The Sugar Sands project is expected to cost $55 million. It will include 217 tourist rooms, and 810-space multi-story parking garage, a timeshare sales center, a spa and fitness center, a marketing office, a bar and a reception area. It will structurally feature a lower facade near the roadway building to a 12-story tower at the rear.

The project would be constructed on a property that sits in the midst of the city’s Large Resort and Gulf Boulevard Community Redevelopment zoning district and is subject to conditions of a settlement agreement signed by resident Jim Anderson. Anderson sued to block development he claimed would be beyond the capabilities of the city’s sewer system.

The agreement addressed the height of new hotels, the number of hotel rooms allowed, how required infrastructure improvements would be paid for and the rights of residents living adjacent to hotel properties.

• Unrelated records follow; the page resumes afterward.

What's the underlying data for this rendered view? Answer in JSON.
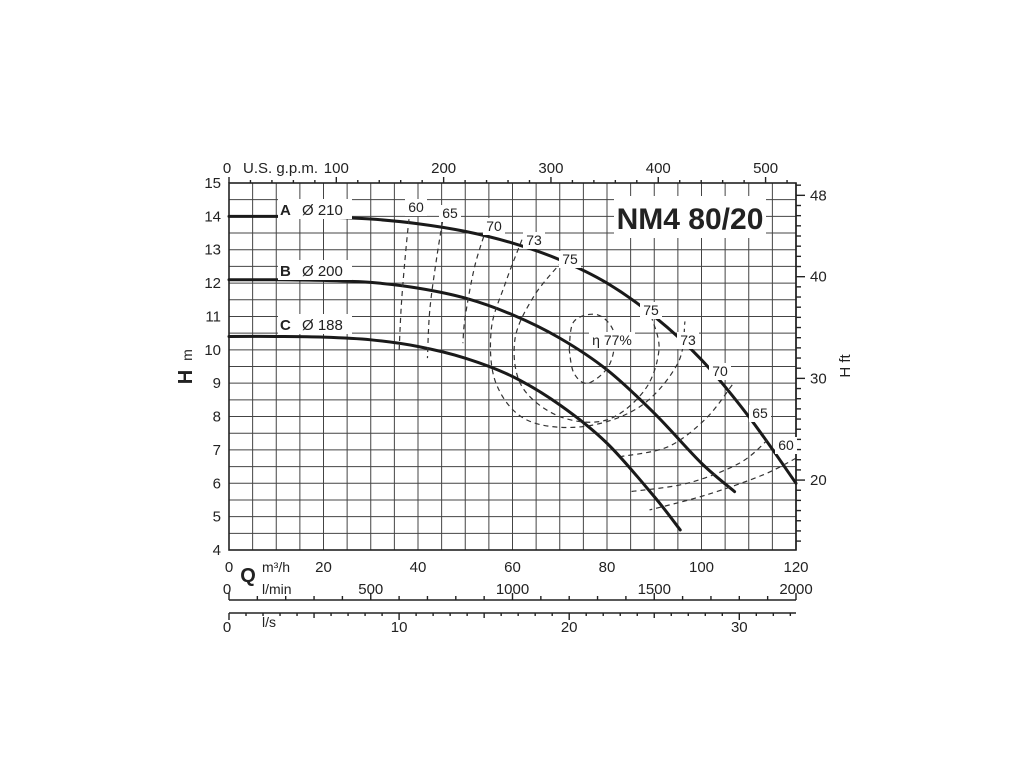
{
  "chart_data": {
    "type": "line",
    "title": "NM4 80/20",
    "x_axis": {
      "symbol": "Q",
      "unit": "m³/h",
      "range": [
        0,
        120
      ],
      "ticks": [
        0,
        20,
        40,
        60,
        80,
        100,
        120
      ]
    },
    "x_axis_lmin": {
      "unit": "l/min",
      "range": [
        0,
        2000
      ],
      "ticks": [
        0,
        500,
        1000,
        1500,
        2000
      ]
    },
    "x_axis_ls": {
      "unit": "l/s",
      "range": [
        0,
        33.33
      ],
      "ticks": [
        0,
        10,
        20,
        30
      ]
    },
    "x_axis_top": {
      "unit": "U.S. g.p.m.",
      "range": [
        0,
        528
      ],
      "ticks": [
        0,
        100,
        200,
        300,
        400,
        500
      ]
    },
    "y_axis": {
      "symbol": "H",
      "unit": "m",
      "range": [
        4,
        15
      ],
      "ticks": [
        4,
        5,
        6,
        7,
        8,
        9,
        10,
        11,
        12,
        13,
        14,
        15
      ]
    },
    "y_axis_right": {
      "label": "H ft",
      "range": [
        13.12,
        49.21
      ],
      "ticks": [
        20,
        30,
        40,
        48
      ]
    },
    "grid": true,
    "series": [
      {
        "name": "A",
        "diameter": "Ø 210",
        "x": [
          0,
          10,
          20,
          30,
          40,
          50,
          60,
          70,
          80,
          90,
          100,
          110,
          120
        ],
        "y": [
          14.0,
          14.0,
          13.98,
          13.92,
          13.78,
          13.55,
          13.2,
          12.7,
          12.0,
          11.0,
          9.7,
          8.0,
          6.0
        ]
      },
      {
        "name": "B",
        "diameter": "Ø 200",
        "x": [
          0,
          10,
          20,
          30,
          40,
          50,
          60,
          70,
          80,
          90,
          100,
          107
        ],
        "y": [
          12.1,
          12.1,
          12.08,
          12.02,
          11.85,
          11.55,
          11.05,
          10.35,
          9.4,
          8.1,
          6.6,
          5.75
        ]
      },
      {
        "name": "C",
        "diameter": "Ø 188",
        "x": [
          0,
          10,
          20,
          30,
          40,
          50,
          60,
          70,
          80,
          90,
          95.5
        ],
        "y": [
          10.4,
          10.4,
          10.38,
          10.3,
          10.1,
          9.75,
          9.2,
          8.35,
          7.2,
          5.6,
          4.6
        ]
      }
    ],
    "efficiency_labels": [
      "60",
      "65",
      "70",
      "73",
      "75",
      "η 77%"
    ],
    "efficiency_curves_left": [
      {
        "label": "60",
        "x": [
          38.5,
          37.5,
          36.5,
          36.0
        ],
        "y": [
          14.45,
          13.1,
          11.4,
          9.95
        ]
      },
      {
        "label": "65",
        "x": [
          45.5,
          44.0,
          42.5,
          42.0
        ],
        "y": [
          14.1,
          12.8,
          11.2,
          9.75
        ]
      },
      {
        "label": "70",
        "x": [
          54.5,
          52.0,
          50.0,
          49.5
        ],
        "y": [
          13.65,
          12.5,
          11.0,
          10.2
        ]
      }
    ],
    "efficiency_curves_right": [
      {
        "label": "70",
        "x": [
          106.5,
          101.0,
          93.0,
          83.0
        ],
        "y": [
          8.95,
          7.95,
          7.1,
          6.8
        ]
      },
      {
        "label": "65",
        "x": [
          114.0,
          108.0,
          97.0,
          85.0
        ],
        "y": [
          7.3,
          6.6,
          6.0,
          5.75
        ]
      },
      {
        "label": "60",
        "x": [
          120.0,
          113.0,
          101.0,
          89.0
        ],
        "y": [
          6.75,
          6.25,
          5.65,
          5.2
        ]
      }
    ],
    "efficiency_closed_curves": [
      {
        "label": "73",
        "points": [
          [
            62.0,
            13.3
          ],
          [
            58.5,
            12.0
          ],
          [
            55.5,
            10.6
          ],
          [
            56.5,
            9.0
          ],
          [
            63.0,
            7.9
          ],
          [
            75.0,
            7.7
          ],
          [
            87.0,
            8.3
          ],
          [
            95.0,
            9.6
          ],
          [
            96.5,
            10.85
          ]
        ]
      },
      {
        "label": "75",
        "points": [
          [
            70.5,
            12.65
          ],
          [
            64.5,
            11.6
          ],
          [
            60.5,
            10.3
          ],
          [
            62.0,
            8.9
          ],
          [
            70.0,
            8.0
          ],
          [
            80.0,
            7.9
          ],
          [
            88.0,
            8.8
          ],
          [
            91.0,
            10.0
          ],
          [
            89.5,
            10.95
          ]
        ]
      },
      {
        "label": "η 77%",
        "points": [
          [
            72.0,
            10.0
          ],
          [
            73.0,
            10.85
          ],
          [
            78.0,
            11.05
          ],
          [
            81.5,
            10.5
          ],
          [
            80.5,
            9.55
          ],
          [
            76.0,
            9.0
          ],
          [
            73.0,
            9.3
          ],
          [
            72.0,
            10.0
          ]
        ]
      }
    ]
  }
}
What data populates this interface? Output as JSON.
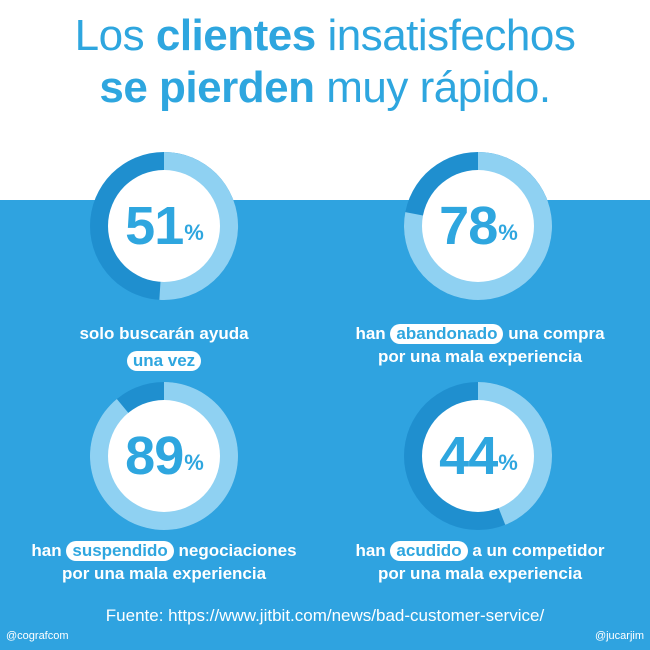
{
  "title": {
    "l1_part1": "Los",
    "l1_bold": "clientes",
    "l1_part2": "insatisfechos",
    "l2_bold": "se pierden",
    "l2_part2": "muy rápido."
  },
  "stats": [
    {
      "value": 51,
      "number": "51",
      "symbol": "%",
      "line1_pre": "solo buscarán ayuda",
      "line1_hl": "",
      "line1_post": "",
      "line2_pre": "",
      "line2_hl": "una vez",
      "line2_post": ""
    },
    {
      "value": 78,
      "number": "78",
      "symbol": "%",
      "line1_pre": "han",
      "line1_hl": "abandonado",
      "line1_post": "una compra",
      "line2_pre": "por una mala experiencia",
      "line2_hl": "",
      "line2_post": ""
    },
    {
      "value": 89,
      "number": "89",
      "symbol": "%",
      "line1_pre": "han",
      "line1_hl": "suspendido",
      "line1_post": "negociaciones",
      "line2_pre": "por una mala experiencia",
      "line2_hl": "",
      "line2_post": ""
    },
    {
      "value": 44,
      "number": "44",
      "symbol": "%",
      "line1_pre": "han",
      "line1_hl": "acudido",
      "line1_post": "a un competidor",
      "line2_pre": "por una mala experiencia",
      "line2_hl": "",
      "line2_post": ""
    }
  ],
  "source": "Fuente: https://www.jitbit.com/news/bad-customer-service/",
  "handles": {
    "left": "@cografcom",
    "right": "@jucarjim"
  },
  "colors": {
    "panel": "#2fa3e0",
    "ring_track": "#1f8fcf",
    "ring_fill": "#8fd1f2",
    "text_blue": "#2ea6df"
  }
}
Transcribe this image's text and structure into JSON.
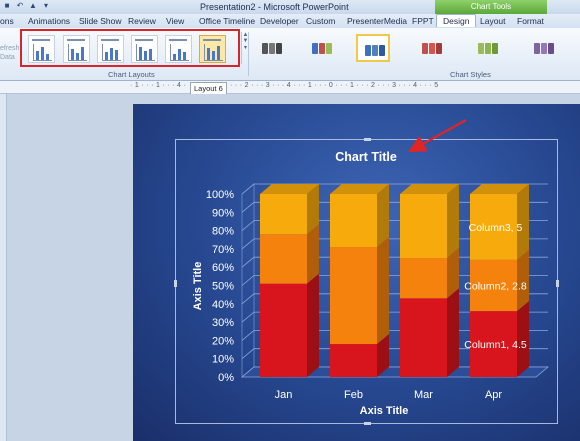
{
  "window": {
    "title": "Presentation2 - Microsoft PowerPoint",
    "context_tab_group": "Chart Tools"
  },
  "tabs": [
    "ons",
    "Animations",
    "Slide Show",
    "Review",
    "View",
    "Office Timeline",
    "Developer",
    "Custom",
    "PresenterMedia",
    "FPPT",
    "Design",
    "Layout",
    "Format"
  ],
  "active_tab": "Design",
  "ribbon": {
    "refresh_label": "efresh\nData",
    "chart_layouts_label": "Chart Layouts",
    "chart_styles_label": "Chart Styles",
    "selected_layout": 6,
    "selected_style": 3,
    "style_colors": [
      [
        "#555555",
        "#777777",
        "#444444"
      ],
      [
        "#3f6fbf",
        "#c0504d",
        "#9bbb59"
      ],
      [
        "#3f6fbf",
        "#4f81bd",
        "#2c5aa0"
      ],
      [
        "#c0504d",
        "#d9534f",
        "#a33b38"
      ],
      [
        "#9bbb59",
        "#8db54d",
        "#6f9a35"
      ],
      [
        "#8064a2",
        "#9479b6",
        "#6a4d8d"
      ]
    ]
  },
  "ruler": {
    "ticks": "· 1 · · · 1 · · · 4 ·",
    "right_ticks": "· · · 2 · · · 3 · · · 4 · · · 1 · · · 0 · · · 1 · · · 2 · · · 3 · · · 4 · · · 5"
  },
  "tooltip": "Layout 6",
  "chart_data": {
    "type": "bar",
    "stacked": "100%",
    "three_d": true,
    "title": "Chart Title",
    "xlabel": "Axis Title",
    "ylabel": "Axis Title",
    "categories": [
      "Jan",
      "Feb",
      "Mar",
      "Apr"
    ],
    "series": [
      {
        "name": "Column1",
        "values": [
          51,
          18,
          43,
          36
        ],
        "color": "#d8151c"
      },
      {
        "name": "Column2",
        "values": [
          27,
          53,
          22,
          28
        ],
        "color": "#f5820d"
      },
      {
        "name": "Column3",
        "values": [
          22,
          29,
          35,
          36
        ],
        "color": "#f7aa0c"
      }
    ],
    "yticks": [
      "0%",
      "10%",
      "20%",
      "30%",
      "40%",
      "50%",
      "60%",
      "70%",
      "80%",
      "90%",
      "100%"
    ],
    "ylim": [
      0,
      100
    ],
    "data_labels": {
      "column": 3,
      "labels": [
        "Column1, 4.5",
        "Column2, 2.8",
        "Column3, 5"
      ]
    },
    "gridlines": true
  }
}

The final study of the city’s sewer system should be completed by the fall.

City regulations also require large hotel projects to get a conditional use permit before construction begins. That permit will be determined by the Planning Board at its 2 pm.m meeting Tuesday at City Hall.

Bogott also mentioned that his company is discussing “leading a project” to loan the city around $4 million to pay for improving sewer lines.

City Manager Wayne Saunders did confirm that the city is talking about options of pairing with developers to speed things up with sewer improvements.